There are 4 main classes of deworming compounds (anthelmintics) used to control internal parasites in horses: benzimidazoles, pyrantels, macrocyclic lactones (ivermectin, moxidectin), and praziquantel. Different classes have different effectiveness against different types of parasites.
Unfortunately, indiscriminate use of worming compounds has caused internal parasites to develop varying levels of resistance against these compounds. This means that many of the compounds are less effective than they once were.
Worming on a rotational basis (as has been recommended over the past 30 years) is likely contributing to the resistance problem. Rotation is no longer recommended. Deworming should now be performed based on need for a particular population of horses, and on fecal examinations performed by your vet.

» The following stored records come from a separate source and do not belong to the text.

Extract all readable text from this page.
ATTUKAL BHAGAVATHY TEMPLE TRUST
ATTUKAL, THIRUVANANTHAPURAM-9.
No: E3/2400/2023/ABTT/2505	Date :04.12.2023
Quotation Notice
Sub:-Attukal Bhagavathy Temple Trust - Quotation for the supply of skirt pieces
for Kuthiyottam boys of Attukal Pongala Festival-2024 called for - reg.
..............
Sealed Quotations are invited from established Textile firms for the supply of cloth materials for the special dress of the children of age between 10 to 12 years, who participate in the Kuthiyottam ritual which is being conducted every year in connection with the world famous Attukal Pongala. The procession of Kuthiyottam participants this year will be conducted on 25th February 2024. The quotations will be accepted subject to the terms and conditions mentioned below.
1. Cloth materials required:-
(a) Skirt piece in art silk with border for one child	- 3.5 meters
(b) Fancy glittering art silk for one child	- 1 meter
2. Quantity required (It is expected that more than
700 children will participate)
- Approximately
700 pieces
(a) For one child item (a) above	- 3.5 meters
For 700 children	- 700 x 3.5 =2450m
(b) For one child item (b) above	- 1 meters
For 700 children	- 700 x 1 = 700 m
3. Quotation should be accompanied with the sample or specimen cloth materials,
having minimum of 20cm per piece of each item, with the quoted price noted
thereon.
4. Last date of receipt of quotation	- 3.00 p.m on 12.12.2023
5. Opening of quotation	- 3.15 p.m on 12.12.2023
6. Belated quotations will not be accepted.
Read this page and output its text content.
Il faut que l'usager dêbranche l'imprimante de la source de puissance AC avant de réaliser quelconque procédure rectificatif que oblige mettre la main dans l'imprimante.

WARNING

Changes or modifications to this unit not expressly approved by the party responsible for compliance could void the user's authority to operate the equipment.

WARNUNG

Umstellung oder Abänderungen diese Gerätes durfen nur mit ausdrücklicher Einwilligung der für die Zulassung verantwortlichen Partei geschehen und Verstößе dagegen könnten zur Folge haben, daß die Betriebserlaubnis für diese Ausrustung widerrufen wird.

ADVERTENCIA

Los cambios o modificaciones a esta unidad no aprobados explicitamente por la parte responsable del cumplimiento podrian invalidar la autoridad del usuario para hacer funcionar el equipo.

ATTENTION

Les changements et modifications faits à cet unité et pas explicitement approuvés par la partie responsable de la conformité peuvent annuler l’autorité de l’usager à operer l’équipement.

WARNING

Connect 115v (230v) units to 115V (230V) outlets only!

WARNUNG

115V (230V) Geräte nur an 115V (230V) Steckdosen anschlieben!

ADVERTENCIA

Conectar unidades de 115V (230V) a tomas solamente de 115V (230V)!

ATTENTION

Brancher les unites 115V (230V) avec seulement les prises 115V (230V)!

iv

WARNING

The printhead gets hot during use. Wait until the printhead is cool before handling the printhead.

The usefulness of any anthelmintic medication depends not only on the effectiveness of the drug against a particular parasite species, but also on the drug’s pharmacology (how much of the chemical is exposed to the parasite in question and for how long), characteristics of the host animal (general health and immunity) and characteristics of the parasite (not only its susceptibility to the anthelmintic but also its location in the body and susceptibility at various life stages to the drug).
Management techniques are the true cornerstone of effective parasite control – even more important than the use of deworming drugs. The most important aspect of management is prompt removal of manure from the environment, before worm larvae can be ingested by horses.
Common deworming drug types used in horses include:
A class of compounds called “Benzimidazoles” have been a mainstay of equine parasite control for over 40 years. These chemicals interfere with a worm’s energy metabolism on a cellular level, causing a slower kill of the parasites than the so-called “paralytic compounds”. Familiar examples of benzimidazoles are fenbendazole (Panacur®) and oxibendazole (Anthelcide® EQ). These continue to have good activity against Ascarids, but small strongyles are now mostly resistant to this class. For this reason, these drugs should probably only be used in young horses. They should not be used as part of a rotation unless recommended by your veterinarian based on fecal results. Benzimidazoles are relatively safe and unlikely to cause side effects.
Another class of de-wormer includes pyrantel pamoate and pyrantel tartrate (the familiar trade name Strongid®). These drugs act at the junction between nerve cells and muscle cells, causing paralysis, and a more rapid kill of worms than the benzimidazoles. Pyrantel does not penetrate the intestinal wall and so will not kill encysted strongyles. There is now significant resistance to pyrantel among strongyles. Because of this fact, pyrantel should only be used in selected circumstances as guided by your veterinarian.
Pyrantel comes in several forms, a paste, suspension for tube worming, and at low levels in a pellet (continuous wormers like Strongid-C®). Pyrantel at very high dose may have activity against tapeworms but praziquantel is likely more effective. Pyrantel is generally very safe for all age classes of horse.
While pyrantel-containing continuous wormers have been implicated in resistance, they still may have a niche role for select horses on a farm, for a selected time period, but never for life.
Macrocyclic lactones (Ivermectin & Moxidectin) – Ivermectin has been around for about 30 years and has been our most relied upon wormer during that time period, but there is evidence now that certain parasites are developing resistance to it.
Ivermectin and Moxidectin are potent at even low levels. They work by blocking nerve transmission and paralyzing worms. Unlike the other drug classes, macrocyclic lactones also kill external parasites like lice, mites, and larval skin forms involved summer sores. They kill bots very effectively.
Ivermectin is mostly used as 1.87% paste formulations but can also be purchased as a 1.87% liquid, which may be more cost-effective for large numbers of horses. It is also marketed in pastes combined with praziquantel to cover Tapeworms. Ivermectin is quite safe at doses up to 5 times the recommended dose.
Moxidectin is a more recently developed drug than ivermectin, and has a superior ability to penetrate into the intestinal wall and kill encysted strongyles. It probably is the most effective compound for this purpose. This drug is not recommended in horses less than 2 years of age, or for smaller equines.
One to two treatments of macrocyclic lactone (either ivermectin or moxidectin) per year will probably control both large and small strongyles, bots and other important parasites in most horses. Unlike other classes of dewormer, both ivermectin and moxidectin are effective against bots and many external parasites.
Praziquantel only kills tapeworms. It is currently marketed for horses only in combination pastes with either Ivermectin or Moxidectin. Praziquantel is probably also being overused, especially in regions that have very few tapeworms. Talk to your vet about whether this medication is needed in your region.
To date, natural or organic remedies (including diatomaceous earth) have not been shown to effectively kill parasites. If you rely on these products, you may be putting your horses at risk.